Would you deactivate your TikTok for four weeks if you were given $59? What about Instagram? Would $47 cut it?

New research published last month by the National Bureau of Economics Research found that social-media users would be willing to break their scrolling habits on these platforms for a month for those amounts.

The paper, yet to be peer-reviewed, notes that its findings “indicate that users require substantial compensation to stop using social media when others in their network keep using it.”

What if there was an option where everyone else they knew would stop using social media, too? Here’s where things get really interesting.

The researchers found that users would be willing to pay $28 and $10 “to have others, including themselves, deactivate TikTok and Instagram, respectively.”

It’s a sign of social media being a “product market trap,” the researchers added.

The paper noted that 64% and 48% of active TikTok and Instagram users, respectively, “experience negative welfare from the product’s existence,” but would still want to be given financial compensation to step away from their accounts.

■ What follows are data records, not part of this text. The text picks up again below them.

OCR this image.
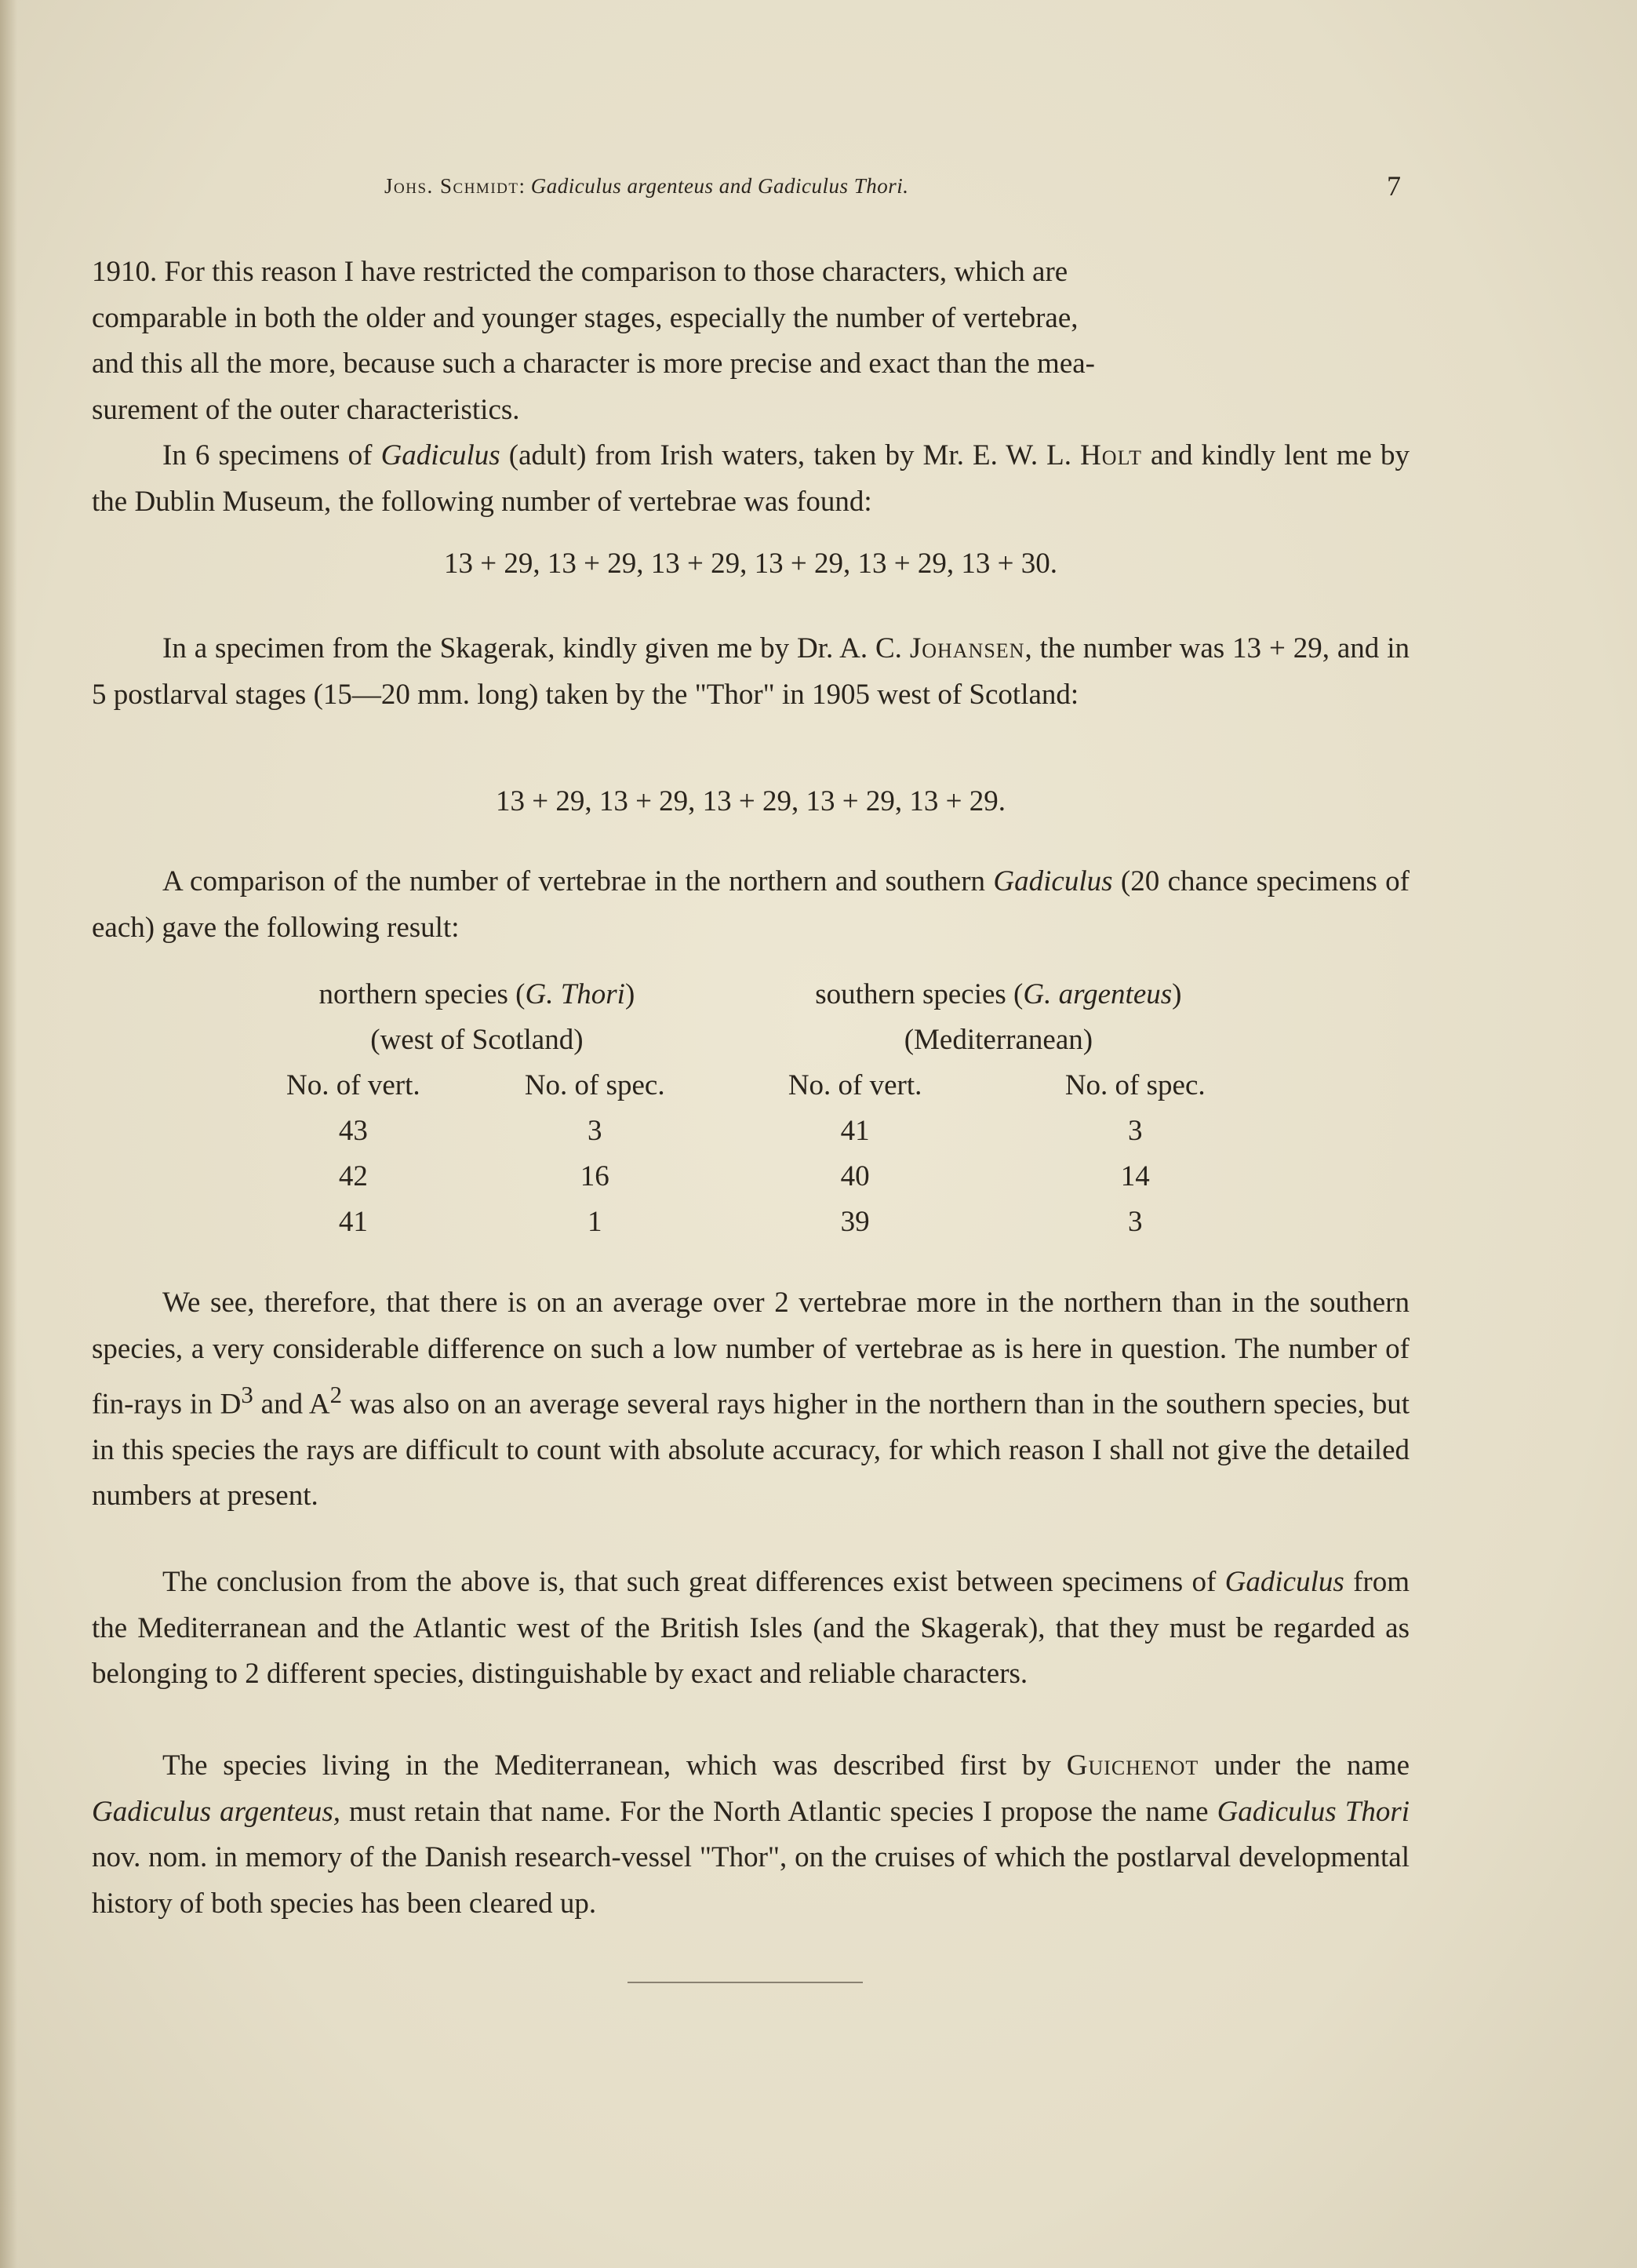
Johs. Schmidt: Gadiculus argenteus and Gadiculus Thori.	7

1910. For this reason I have restricted the comparison to those characters, which are

comparable in both the older and younger stages, especially the number of vertebrae,

and this all the more, because such a character is more precise and exact than the mea-

surement of the outer characteristics.

In 6 specimens of Gadiculus (adult) from Irish waters, taken by Mr. E. W. L. Holt and kindly lent me by the Dublin Museum, the following number of vertebrae was found:

13 + 29, 13 + 29, 13 + 29, 13 + 29, 13 + 29, 13 + 30.

In a specimen from the Skagerak, kindly given me by Dr. A. C. Johansen, the number was 13 + 29, and in 5 postlarval stages (15—20 mm. long) taken by the "Thor" in 1905 west of Scotland:

13 + 29, 13 + 29, 13 + 29, 13 + 29, 13 + 29.

A comparison of the number of vertebrae in the northern and southern Gadiculus (20 chance specimens of each) gave the following result:

northern species (G. Thori)		southern species (G. argenteus)	
(west of Scotland)		(Mediterranean)	
No. of vert.	No. of spec.	No. of vert.	No. of spec.
43	3	41	3
42	16	40	14
41	1	39	3

We see, therefore, that there is on an average over 2 vertebrae more in the northern than in the southern species, a very considerable difference on such a low number of vertebrae as is here in question. The number of fin-rays in $D^3$ and $A^2$ was also on an average several rays higher in the northern than in the southern species, but in this species the rays are difficult to count with absolute accuracy, for which reason I shall not give the detailed numbers at present.

The conclusion from the above is, that such great differences exist between specimens of Gadiculus from the Mediterranean and the Atlantic west of the British Isles (and the Skagerak), that they must be regarded as belonging to 2 different species, distinguishable by exact and reliable characters.

The species living in the Mediterranean, which was described first by Guichenot under the name Gadiculus argenteus, must retain that name. For the North Atlantic species I propose the name Gadiculus Thori nov. nom. in memory of the Danish research-vessel "Thor", on the cruises of which the postlarval developmental history of both species has been cleared up.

Social media remains a key resource for people looking for a convenient way to keep on top of updates from friends, colleagues, and current affairs. This can lead to them being glued to their screens or endlessly doomscrolling.

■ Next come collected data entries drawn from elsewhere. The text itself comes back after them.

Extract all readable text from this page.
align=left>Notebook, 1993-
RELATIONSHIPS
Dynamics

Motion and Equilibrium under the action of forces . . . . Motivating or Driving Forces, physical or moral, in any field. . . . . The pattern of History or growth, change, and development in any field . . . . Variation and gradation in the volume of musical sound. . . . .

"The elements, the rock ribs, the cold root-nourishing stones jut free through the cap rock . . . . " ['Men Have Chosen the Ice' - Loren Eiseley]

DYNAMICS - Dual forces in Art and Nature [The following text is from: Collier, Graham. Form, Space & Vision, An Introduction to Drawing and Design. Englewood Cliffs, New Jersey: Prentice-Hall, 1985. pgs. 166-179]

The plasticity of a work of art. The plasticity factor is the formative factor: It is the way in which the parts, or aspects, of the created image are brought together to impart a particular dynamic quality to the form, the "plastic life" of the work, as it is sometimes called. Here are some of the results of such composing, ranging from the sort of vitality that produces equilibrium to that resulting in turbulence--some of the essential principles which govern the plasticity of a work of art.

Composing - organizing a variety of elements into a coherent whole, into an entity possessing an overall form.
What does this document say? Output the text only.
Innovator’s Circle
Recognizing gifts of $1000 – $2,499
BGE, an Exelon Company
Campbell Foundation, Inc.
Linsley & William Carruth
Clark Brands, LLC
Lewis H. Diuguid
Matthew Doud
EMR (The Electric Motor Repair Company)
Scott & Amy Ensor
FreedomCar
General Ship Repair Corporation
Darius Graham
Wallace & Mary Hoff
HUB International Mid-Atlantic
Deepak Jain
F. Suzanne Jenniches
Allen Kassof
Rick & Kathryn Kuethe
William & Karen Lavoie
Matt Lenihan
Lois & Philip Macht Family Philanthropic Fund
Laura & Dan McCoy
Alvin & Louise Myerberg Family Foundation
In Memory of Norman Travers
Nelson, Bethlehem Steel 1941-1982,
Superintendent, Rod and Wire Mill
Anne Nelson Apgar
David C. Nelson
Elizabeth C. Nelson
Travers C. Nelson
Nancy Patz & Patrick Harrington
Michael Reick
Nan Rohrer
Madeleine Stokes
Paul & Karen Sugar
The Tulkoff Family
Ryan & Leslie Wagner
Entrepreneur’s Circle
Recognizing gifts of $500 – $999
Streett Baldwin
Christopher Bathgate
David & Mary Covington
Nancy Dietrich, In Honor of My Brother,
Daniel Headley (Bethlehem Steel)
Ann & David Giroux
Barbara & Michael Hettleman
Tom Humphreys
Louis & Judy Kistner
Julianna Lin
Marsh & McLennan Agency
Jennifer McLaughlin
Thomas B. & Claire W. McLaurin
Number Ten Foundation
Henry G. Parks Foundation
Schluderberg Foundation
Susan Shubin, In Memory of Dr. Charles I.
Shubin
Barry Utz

That said, the results underscore a view that people feel compelled to use social media despite how awful it can make them feel.

Interestingly, participants in the study who didn’t have TikTok or Instagram accounts said they’d be willing to pay up to $67 and $39 respectively, “to have others deactivate” their accounts on those platforms.

“Overall, our evidence shows the existence of a social-media trap for a large share of consumers, who find it individually optimal to use the product even if they derive negative welfare from it,” the paper said.